While AB 5 applies to California, lawmakers in other states have expressed interest in passing similar legislation. That means businesses not directly affected by the new law should keep an eye on its progress and consider how similar legislation elsewhere could affect their organizations.

Although AB 5 is expected to face legal challenges and there remain unanswered questions, businesses with independent contractors in California should nonetheless begin to prepare. 

What is the three-pronged ABC test?

Under the ABC test, for a worker to be classified as an independent contractor, an employer must first prove the following:

  1. The worker is free from the control and direction of the hiring company “in connection with the performance of the work, from both a ‘practical perspective’ as well as under the contractual agreement between the parties”;
  2. The worker performs work that is “outside the usual course of the hiring company’s business”; and
  3. The worker is “customarily engaged in an independently established trade, occupation, or business of the same nature” as the work performed for the hiring entity.

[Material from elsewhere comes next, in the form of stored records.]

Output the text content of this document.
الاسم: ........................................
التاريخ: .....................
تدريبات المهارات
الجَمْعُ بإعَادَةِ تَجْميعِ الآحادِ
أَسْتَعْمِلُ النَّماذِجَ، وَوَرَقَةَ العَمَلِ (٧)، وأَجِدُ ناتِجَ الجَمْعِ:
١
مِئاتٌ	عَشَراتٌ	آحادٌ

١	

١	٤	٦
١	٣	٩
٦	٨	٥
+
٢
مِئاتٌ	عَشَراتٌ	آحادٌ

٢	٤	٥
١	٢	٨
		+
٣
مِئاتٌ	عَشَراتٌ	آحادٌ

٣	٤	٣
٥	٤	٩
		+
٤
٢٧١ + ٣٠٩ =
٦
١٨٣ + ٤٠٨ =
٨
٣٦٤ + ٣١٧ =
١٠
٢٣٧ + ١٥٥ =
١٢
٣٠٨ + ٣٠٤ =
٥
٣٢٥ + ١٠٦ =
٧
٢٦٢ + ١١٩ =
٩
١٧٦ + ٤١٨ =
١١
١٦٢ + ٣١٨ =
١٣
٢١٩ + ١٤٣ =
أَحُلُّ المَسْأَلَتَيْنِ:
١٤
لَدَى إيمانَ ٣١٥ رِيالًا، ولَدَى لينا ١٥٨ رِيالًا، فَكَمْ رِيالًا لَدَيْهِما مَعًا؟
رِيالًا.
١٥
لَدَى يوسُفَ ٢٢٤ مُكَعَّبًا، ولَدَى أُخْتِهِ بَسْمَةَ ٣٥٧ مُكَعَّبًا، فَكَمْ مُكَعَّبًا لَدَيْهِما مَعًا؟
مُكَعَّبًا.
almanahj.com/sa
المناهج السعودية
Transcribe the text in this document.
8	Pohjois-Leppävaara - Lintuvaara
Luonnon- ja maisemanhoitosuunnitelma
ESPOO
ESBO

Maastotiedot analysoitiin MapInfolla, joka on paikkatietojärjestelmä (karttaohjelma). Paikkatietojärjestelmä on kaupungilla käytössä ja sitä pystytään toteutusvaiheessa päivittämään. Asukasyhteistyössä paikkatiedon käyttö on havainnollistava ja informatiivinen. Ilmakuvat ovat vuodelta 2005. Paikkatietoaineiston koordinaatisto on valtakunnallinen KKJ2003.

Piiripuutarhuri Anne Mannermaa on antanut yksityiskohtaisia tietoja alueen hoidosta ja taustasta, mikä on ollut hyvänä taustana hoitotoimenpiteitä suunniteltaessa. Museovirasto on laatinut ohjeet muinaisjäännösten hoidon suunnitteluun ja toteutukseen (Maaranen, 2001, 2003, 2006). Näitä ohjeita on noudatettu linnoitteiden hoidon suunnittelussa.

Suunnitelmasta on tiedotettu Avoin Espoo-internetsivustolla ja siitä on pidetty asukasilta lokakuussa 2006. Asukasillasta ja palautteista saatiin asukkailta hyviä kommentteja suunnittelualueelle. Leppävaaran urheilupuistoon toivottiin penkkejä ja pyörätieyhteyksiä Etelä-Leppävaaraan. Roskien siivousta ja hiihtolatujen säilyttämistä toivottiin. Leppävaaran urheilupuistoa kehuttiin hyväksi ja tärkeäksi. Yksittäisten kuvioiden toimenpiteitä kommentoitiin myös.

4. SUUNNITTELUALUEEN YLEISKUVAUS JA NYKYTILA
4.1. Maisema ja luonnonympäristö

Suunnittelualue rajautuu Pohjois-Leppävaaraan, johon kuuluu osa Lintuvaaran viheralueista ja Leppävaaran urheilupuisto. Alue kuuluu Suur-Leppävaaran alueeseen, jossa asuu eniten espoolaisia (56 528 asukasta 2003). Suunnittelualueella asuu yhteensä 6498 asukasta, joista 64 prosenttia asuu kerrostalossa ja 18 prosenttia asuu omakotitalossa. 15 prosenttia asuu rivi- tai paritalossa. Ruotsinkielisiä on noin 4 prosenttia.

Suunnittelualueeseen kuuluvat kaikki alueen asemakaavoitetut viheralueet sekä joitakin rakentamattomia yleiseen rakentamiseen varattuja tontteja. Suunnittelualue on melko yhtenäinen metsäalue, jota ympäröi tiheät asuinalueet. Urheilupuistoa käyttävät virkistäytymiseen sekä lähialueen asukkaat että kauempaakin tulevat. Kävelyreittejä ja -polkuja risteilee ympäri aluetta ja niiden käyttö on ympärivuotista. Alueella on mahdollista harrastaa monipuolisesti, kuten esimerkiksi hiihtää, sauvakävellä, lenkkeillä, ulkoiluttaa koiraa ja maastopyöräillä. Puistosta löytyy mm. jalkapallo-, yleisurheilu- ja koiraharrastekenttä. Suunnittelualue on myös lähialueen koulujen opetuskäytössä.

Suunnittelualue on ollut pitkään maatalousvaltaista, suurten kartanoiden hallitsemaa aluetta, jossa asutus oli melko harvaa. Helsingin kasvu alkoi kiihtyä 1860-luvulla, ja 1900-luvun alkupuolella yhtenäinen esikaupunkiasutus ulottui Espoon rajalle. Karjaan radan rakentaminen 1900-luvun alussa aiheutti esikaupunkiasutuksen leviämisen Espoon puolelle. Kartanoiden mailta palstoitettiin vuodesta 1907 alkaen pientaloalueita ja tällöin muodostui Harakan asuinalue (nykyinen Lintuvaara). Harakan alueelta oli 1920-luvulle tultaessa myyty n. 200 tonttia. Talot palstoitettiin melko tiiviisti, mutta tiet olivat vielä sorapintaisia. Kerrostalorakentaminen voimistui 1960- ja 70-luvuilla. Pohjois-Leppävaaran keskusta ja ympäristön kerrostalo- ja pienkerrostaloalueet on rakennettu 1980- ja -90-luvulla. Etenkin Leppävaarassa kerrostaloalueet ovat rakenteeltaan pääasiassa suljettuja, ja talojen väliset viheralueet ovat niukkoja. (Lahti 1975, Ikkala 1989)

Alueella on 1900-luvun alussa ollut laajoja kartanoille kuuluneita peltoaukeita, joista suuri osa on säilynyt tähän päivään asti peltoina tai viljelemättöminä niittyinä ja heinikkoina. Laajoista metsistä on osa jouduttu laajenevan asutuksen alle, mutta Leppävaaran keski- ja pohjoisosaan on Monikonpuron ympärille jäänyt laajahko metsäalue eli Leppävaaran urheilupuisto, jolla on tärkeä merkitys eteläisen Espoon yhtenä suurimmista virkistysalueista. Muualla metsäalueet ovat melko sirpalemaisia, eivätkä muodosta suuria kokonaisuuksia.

The ABC test is a much stricter standard of proof than the previous test, and, for most companies, meeting all of the above standards set forth in the ABC test will be challenging. It appears that the failure to prove any one of these three prerequisites will be sufficient to establish that the worker is an included employee, rather than an excluded independent contractor. In particular, the “B” standard is a large change in the rules.

Who is exempt from AB 5 and who isn’t?

Prior to its passage, AB 5 was the subject of major lobbying efforts on both sides of the issue. As its nickname, the “gig worker bill” suggests, much of the discussion around AB 5 has focused on its effects on Uber and Lyft-type businesses. But the impact is considerably larger than that, with the potential to touch nearly all companies in California that use independent contractors. However, as it stands now, approximately 50 professions or types of businesses are exempt from the bill. Exemptions include doctors, dentists, insurance agents, lawyers, accountants, real estate agents, hairstylists, and a variety of creative professionals. In addition, AB 5 also exempts business-to-business contracts that meet specific requirements.

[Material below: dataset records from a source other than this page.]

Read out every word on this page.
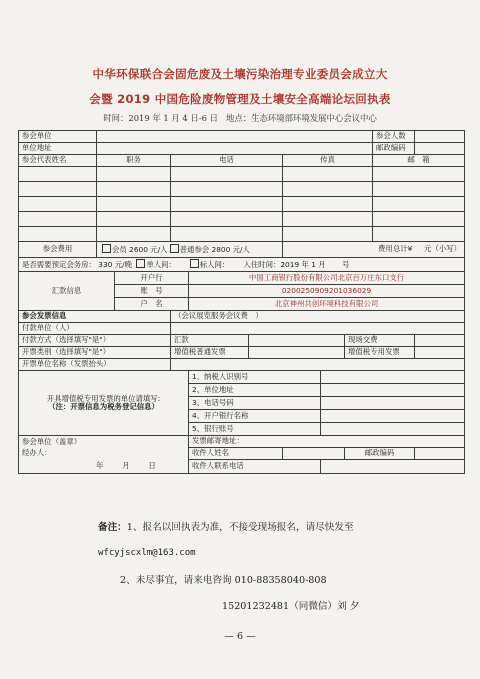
中华环保联合会固危废及土壤污染治理专业委员会成立大
会暨 2019 中国危险废物管理及土壤安全高端论坛回执表
时间：2019 年 1 月 4 日-6 日 地点：生态环境部环境发展中心会议中心
参会单位									参会人数	
单位地址									邮政编码	
参会代表姓名	职务		电话			传真			邮　箱	

参会费用	会员 2600 元/人 普通参会 2800 元/人					费用总计¥ 元（小写）				
是否需要预定会务房： 330 元/晚 单人间： 标人间： 入住时间：2019 年 1 月 号										
汇款信息		开户行		中国工商银行股份有限公司北京百万庄东口支行						
		账　号		0200250909201036029						
		户　名		北京神州共创环境科技有限公司						
参会发票信息			（会议展览服务会议费　）							
付款单位（人）										
付款方式（选择填写"是"）			汇款					现场交费		
开票类别（选择填写"是"）			增值税普通发票					增值税专用发票		
开票单位名称（发票抬头）										

开具增值税专用发票的单位请填写:
（注：开票信息为税务登记信息）				1、纳税人识别号						
				2、单位地址						
				3、电话号码						
				4、开户银行名称						
				5、银行账号						

参会单位（盖章）
经办人：
年 月 日				发票邮寄地址：						
				收件人姓名				邮政编码		
				收件人联系电话						
备注：1、报名以回执表为准，不接受现场报名，请尽快发至
wfcyjscxlm@163.com
2、未尽事宜，请来电咨询 010-88358040-808
15201232481（同微信）刘 夕
— 6 —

An exemption from AB 5 does not mean that workers can automatically be classified as independent contractors. For the vast majority of the exemptions, the bill provides that the determination of employee or independent contractor status shall be governed by the old test.

Take action now!

Although AB 5 is expected to face legal challenges and there remain some unanswered questions, businesses should prepare to adapt to the new law if they have any independent contractors in California and to understand the potential impacts of a similar law in their state. We strongly encourage you to consult with legal counsel experienced in employment practice matters to review your independent contractor relationships, to determine the appropriateness of these classifications, and to assist you, if necessary, if you are subject to AB 5 to determine if reclassifications may be required to mitigate potential business exposure.